Ever since I found out about Laura Smart’s blog, Managing Metadata, I’ve seen some really exciting and useful posts. Her latest one on adding Caltech faculty to the National Name Authority File or VIAF is a great example. Laura first got a hold of an HTML file of all the current faculty at Caltech. Thanks to a trick in Internet Explorer, namely converting an HTML to an excel spreadsheet, Laura had a workable spreadsheet that she could convert into MARC authority records using MarcEdit. I didn’t know about this little feature of IE. There’s some resources out on the web that explain how to do this:
I wasn’t able to find dates on either of these webpages but what I could tell is that the information seemed relatively reliable. See also Laura’s description as well. In terms of how to convert a spreadsheet into MARC records, YouTube has some very resourceful videos on how to convert a delimited text file in MarcEdit to MARC records. Laura goes on to explain some of the difficulties, one of which is that the names are in first and then last name order, exactly what you don’t want for MARC records.

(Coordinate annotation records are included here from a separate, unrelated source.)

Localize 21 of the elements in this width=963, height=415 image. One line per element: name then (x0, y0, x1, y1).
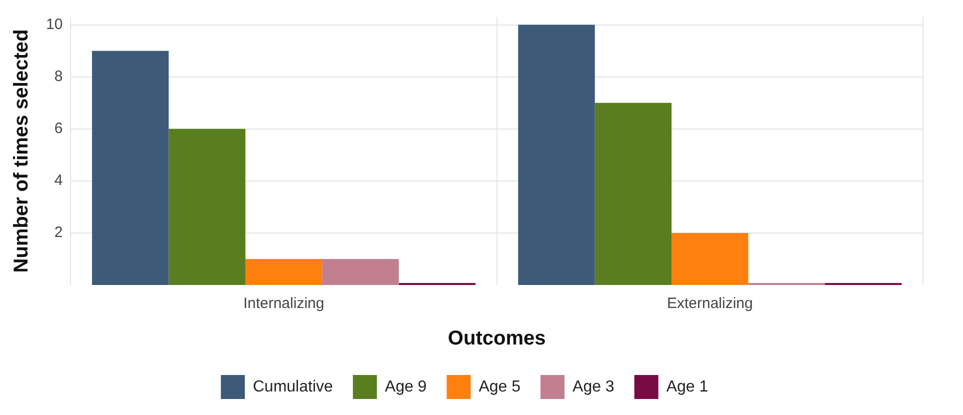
legend-label: Age 1 (666, 378, 708, 396)
y-tick-label: 6 (54, 120, 63, 138)
bar (92, 50, 169, 285)
x-tick-label: Externalizing (666, 295, 753, 312)
bar (168, 128, 246, 285)
bar (245, 258, 322, 285)
bar (594, 102, 672, 285)
legend-label: Cumulative (252, 378, 333, 396)
legend-label: Age 3 (572, 378, 614, 396)
bar (672, 232, 748, 285)
y-tick-label: 10 (46, 16, 63, 33)
bar (322, 258, 399, 285)
x-tick-label: Internalizing (243, 295, 324, 312)
x-axis-title: Outcomes (448, 328, 546, 350)
y-tick-label: 8 (54, 68, 63, 85)
y-axis-title: Number of times selected (10, 29, 33, 273)
y-tick-label: 2 (54, 224, 63, 242)
legend-label: Age 9 (384, 378, 427, 396)
y-tick-label: 4 (54, 172, 63, 190)
bar (518, 24, 595, 285)
legend-label: Age 5 (478, 378, 521, 396)
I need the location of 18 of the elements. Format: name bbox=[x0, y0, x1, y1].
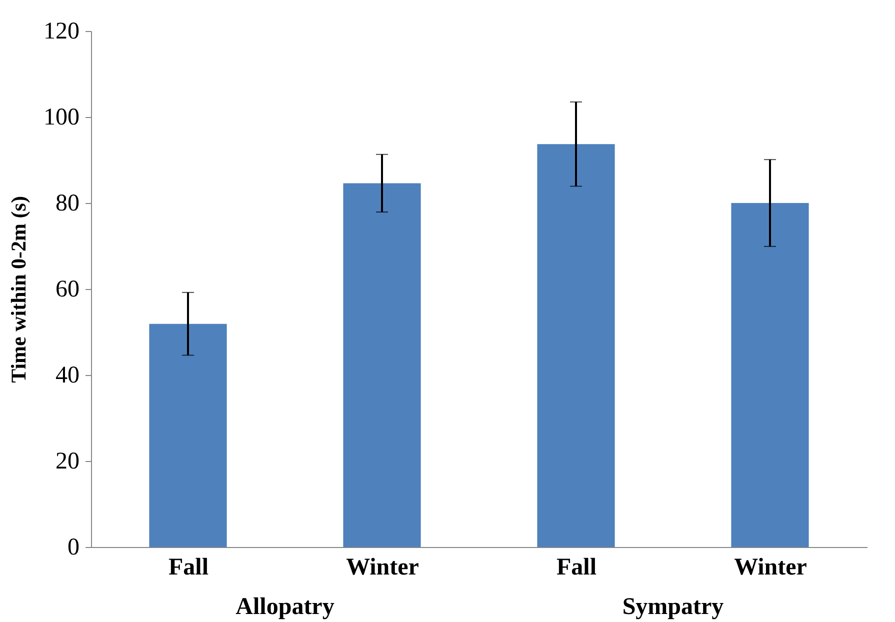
x-tick-label: Fall bbox=[556, 554, 597, 580]
bar bbox=[731, 203, 809, 547]
bar bbox=[149, 324, 227, 547]
x-tick-label: Fall bbox=[168, 554, 209, 580]
text: Allopatry bbox=[236, 594, 334, 620]
y-tick-label: 40 bbox=[56, 362, 80, 388]
x-tick-label: Winter bbox=[734, 554, 808, 580]
text: Sympatry bbox=[622, 594, 724, 620]
x-tick-label: Winter bbox=[346, 554, 420, 580]
y-axis-title: Time within 0-2m (s) bbox=[6, 196, 30, 383]
y-tick-label: 0 bbox=[68, 534, 80, 560]
y-tick-label: 100 bbox=[44, 104, 80, 130]
y-tick-label: 80 bbox=[56, 190, 80, 216]
y-tick-label: 120 bbox=[44, 18, 80, 44]
y-tick-label: 20 bbox=[56, 448, 80, 474]
bar bbox=[537, 144, 615, 547]
bar bbox=[343, 183, 421, 547]
y-tick-label: 60 bbox=[56, 276, 80, 302]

So of course there is some cleanup of the data involved. However, this is a handy process to know if you need it.
In my case, as my institution is not a NACO member, we created a local name authority file. Though it is local, it’s good to keep in mind how this data is stored, in what platform, how the data can be exported, and how it is used to link various silos. In relation to the last point, the local authority file I was working with concerned articles submitted to our institutional repository. Many faculty have articles in our IR and in our catalog. Though we haven’t reached this point, it would be great to be able to create a link from our catalog to our digital collections using this local name authority file.
One last point, I really liked reading this post because it showed that in metadata, it is important not just to be concerned about the description of digital objects but also authority control. If we are to help our users find information in our digital repositories, we also need to present them with consistent data including names, subjects, dates, and what other elements are used in your repositories.
Copy of Laura’s post:
I’ve mentioned that we want to get authority records for all current Caltech facultyinto the National Authority File and by extension into the VIAF. The 1st step is to ensure that we have a current and comprehensive list of all faculty working here. I’m happy to learn that I can easily obtain the information in a manipulate-able form. I was expecting that I would need ask somebody in academic records and plead our case. Lists can be tightly guarded by powers-that-be. I just figured out that you canconvert HTML tables to Excel via Internet Explorer. That’s probably old news to most of you. I’ve done .xls to html conversion, I’ve just never had the need to go in the opposite direction. Plus I don’t use Internet Explorer.
I was able to create a spreadsheet of the necessary data by doing a directory search limited to faculty and running the conversion. Sweet! Now we can divvy up the work and get cracking. Getting the info is a small thing. But it’s these little victories which make my days brighter. I played around with the delimited text to MARC translator in MarcEdit to auto-generate records from the spreadsheet. It worked like a charm. Unfortunately the name info in the spreadsheet is collated within a single cell. Also it’s in first name surname order without any normalization of middle initials, middle names, or nicknames in parens. A text-to-MARC transform can only work with the data it is given. A bunch of records with 1oo fields in the wrong order isn’t so helpful. I messed about with the text-to-columns tool in Excel in order to parse the name data more finely, to no avail. It worked but would require much post-split intervention to ensure the data is correct. Might as well do that work within Connexion.
In fact, I’m ok with creating the authority records from scratch since we’re training to be NACO contributors. People need the practice. In my experience, it’s easier to do original cataloging vs. using derived records. Editing requires a finer eye and original work can be helped along with constant data and/or macros. Regardless, it was fun to play with the transform and teach myself something new. And it’s very exciting to take a step towards meeting our goal of authority/identity information/identifiers for our constituents.